The man answered, “I’m sorry, Madam, but I’m not that kind of a doctor. I happen to be a Doctor of Economics.”
The lady was taken aback for a short moment, then regained her composure and asked, “So tell me, should I sell my stock in General Motors?”
DOCTOR: “How is the boy who swallowed the silver dollar?”
NURSE: “No change yet.”
Once upon a time in space, there was a bear named David. David was a sad bear who didn’t have any bear friends. Since David was a hairless bear, except for his head, no one wanted to be his friend because he was different.
No one at David’s house cared for him either. His momma and poppa bear were always at the river catching fish. Whenever his parents came home, they only gave David the head of the fish since they hated the head part. David was always hungry as a result.

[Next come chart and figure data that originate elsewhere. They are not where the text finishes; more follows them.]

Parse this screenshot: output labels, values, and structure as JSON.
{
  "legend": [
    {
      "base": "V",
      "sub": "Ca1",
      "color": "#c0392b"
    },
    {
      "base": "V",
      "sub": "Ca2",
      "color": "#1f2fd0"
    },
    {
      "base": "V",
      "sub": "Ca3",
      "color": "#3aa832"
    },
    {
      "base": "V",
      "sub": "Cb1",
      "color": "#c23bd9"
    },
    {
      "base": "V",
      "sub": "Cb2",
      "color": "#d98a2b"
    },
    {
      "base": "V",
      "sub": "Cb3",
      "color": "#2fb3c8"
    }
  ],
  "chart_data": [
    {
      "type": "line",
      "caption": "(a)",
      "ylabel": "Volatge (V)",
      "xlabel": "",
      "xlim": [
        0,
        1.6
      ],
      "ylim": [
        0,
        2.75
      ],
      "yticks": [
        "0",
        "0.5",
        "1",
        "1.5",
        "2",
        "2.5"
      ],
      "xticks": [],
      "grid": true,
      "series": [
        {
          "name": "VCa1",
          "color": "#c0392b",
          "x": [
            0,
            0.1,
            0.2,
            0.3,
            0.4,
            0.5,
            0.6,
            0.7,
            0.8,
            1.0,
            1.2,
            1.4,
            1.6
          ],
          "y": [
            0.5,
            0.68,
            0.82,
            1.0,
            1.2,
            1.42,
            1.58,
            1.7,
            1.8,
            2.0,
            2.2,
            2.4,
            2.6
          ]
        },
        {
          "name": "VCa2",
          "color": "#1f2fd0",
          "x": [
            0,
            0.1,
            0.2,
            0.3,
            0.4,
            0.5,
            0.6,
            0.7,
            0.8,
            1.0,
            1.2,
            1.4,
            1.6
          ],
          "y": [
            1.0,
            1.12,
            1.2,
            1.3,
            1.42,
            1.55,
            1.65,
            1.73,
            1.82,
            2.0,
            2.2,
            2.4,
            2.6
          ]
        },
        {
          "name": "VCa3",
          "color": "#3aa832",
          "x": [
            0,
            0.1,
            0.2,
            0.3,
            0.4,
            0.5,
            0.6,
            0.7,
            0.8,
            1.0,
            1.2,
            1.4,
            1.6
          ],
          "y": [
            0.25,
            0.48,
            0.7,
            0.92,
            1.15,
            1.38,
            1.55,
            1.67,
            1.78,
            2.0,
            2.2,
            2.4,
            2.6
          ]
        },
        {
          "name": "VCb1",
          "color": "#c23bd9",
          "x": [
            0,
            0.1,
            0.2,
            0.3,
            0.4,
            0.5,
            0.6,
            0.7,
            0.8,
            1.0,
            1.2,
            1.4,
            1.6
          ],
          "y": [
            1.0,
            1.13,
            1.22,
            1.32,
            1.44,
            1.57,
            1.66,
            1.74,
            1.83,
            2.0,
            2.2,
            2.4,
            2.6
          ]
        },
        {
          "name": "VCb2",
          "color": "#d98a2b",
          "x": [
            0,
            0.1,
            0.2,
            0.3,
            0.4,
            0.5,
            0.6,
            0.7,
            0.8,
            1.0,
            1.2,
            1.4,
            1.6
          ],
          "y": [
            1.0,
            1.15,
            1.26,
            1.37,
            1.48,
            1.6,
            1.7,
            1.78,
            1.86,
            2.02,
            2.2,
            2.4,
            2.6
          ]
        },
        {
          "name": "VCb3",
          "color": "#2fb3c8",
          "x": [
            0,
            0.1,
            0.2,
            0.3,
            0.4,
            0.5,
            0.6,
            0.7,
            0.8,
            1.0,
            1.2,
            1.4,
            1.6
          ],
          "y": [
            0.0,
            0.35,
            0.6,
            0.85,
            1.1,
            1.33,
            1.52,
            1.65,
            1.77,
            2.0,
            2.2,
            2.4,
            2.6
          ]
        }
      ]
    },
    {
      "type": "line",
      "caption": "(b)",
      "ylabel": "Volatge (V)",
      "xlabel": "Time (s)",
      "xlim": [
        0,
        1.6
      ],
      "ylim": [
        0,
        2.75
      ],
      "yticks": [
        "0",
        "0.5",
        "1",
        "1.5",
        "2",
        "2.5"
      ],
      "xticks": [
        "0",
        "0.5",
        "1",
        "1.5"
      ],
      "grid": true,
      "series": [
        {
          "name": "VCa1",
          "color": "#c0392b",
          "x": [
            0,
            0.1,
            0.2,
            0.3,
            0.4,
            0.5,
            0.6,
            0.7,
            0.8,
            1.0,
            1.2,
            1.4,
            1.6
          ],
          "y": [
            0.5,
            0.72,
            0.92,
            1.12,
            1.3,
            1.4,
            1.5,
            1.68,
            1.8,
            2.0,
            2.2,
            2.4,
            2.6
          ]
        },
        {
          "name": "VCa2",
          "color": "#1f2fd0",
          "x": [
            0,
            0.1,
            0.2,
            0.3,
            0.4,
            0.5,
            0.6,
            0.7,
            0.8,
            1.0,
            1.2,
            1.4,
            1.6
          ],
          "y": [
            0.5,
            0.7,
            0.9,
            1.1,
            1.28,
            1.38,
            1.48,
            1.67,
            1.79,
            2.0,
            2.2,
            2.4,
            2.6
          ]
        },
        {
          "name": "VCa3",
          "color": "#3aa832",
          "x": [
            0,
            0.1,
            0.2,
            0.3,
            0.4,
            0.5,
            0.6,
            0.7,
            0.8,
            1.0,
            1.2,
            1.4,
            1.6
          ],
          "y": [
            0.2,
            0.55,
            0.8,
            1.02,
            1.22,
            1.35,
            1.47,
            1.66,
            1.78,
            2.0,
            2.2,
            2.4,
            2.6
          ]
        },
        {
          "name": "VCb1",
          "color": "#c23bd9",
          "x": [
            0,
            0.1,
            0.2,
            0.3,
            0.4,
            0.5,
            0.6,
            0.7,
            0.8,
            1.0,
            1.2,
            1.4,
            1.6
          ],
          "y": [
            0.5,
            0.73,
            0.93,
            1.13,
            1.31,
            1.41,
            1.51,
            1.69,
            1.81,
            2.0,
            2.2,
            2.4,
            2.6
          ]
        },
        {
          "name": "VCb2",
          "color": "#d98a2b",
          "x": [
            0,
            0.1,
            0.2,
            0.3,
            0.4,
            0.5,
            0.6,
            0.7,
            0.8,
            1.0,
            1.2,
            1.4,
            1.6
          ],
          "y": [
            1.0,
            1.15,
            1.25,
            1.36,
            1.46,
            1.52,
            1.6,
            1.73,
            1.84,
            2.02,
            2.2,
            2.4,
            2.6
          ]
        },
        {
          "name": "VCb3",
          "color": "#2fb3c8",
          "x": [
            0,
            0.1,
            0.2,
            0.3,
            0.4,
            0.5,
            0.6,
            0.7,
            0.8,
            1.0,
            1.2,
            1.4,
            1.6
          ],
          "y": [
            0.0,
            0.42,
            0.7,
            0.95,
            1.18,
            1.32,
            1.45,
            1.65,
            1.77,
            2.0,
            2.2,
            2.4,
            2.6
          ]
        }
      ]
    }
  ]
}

So, one day, David decided to take off his helmet and leave this sad universe. David said his last goodbyes and took off his helmet. Then his face blew up like a balloon and that was the end of David the lonely bear.
Moral: Shave your head if your whole body is hairless. Then maybe you will conform to the standards of the society and not be seen as an outcast, and have a crummy life to show for it.
WIFE TO BANK CLERK: “I want to make a withdrawal from my husband’s half of our joint account.”
LADY: “Why are you so miserable?”
MAN: “My daughter ran off with my chaufeur.”
LADY: “Do you miss her?”
MAN: “No. I miss my Rolls Royce. They ran off in it.”
My husband is so bald that when you look at him from a distance, it looks like his neck is blowing bubblegum.
My wife is suicide blonde — dyed by her own hand.
To a father, a new baby is an addition to his family and a deduction on his income tax.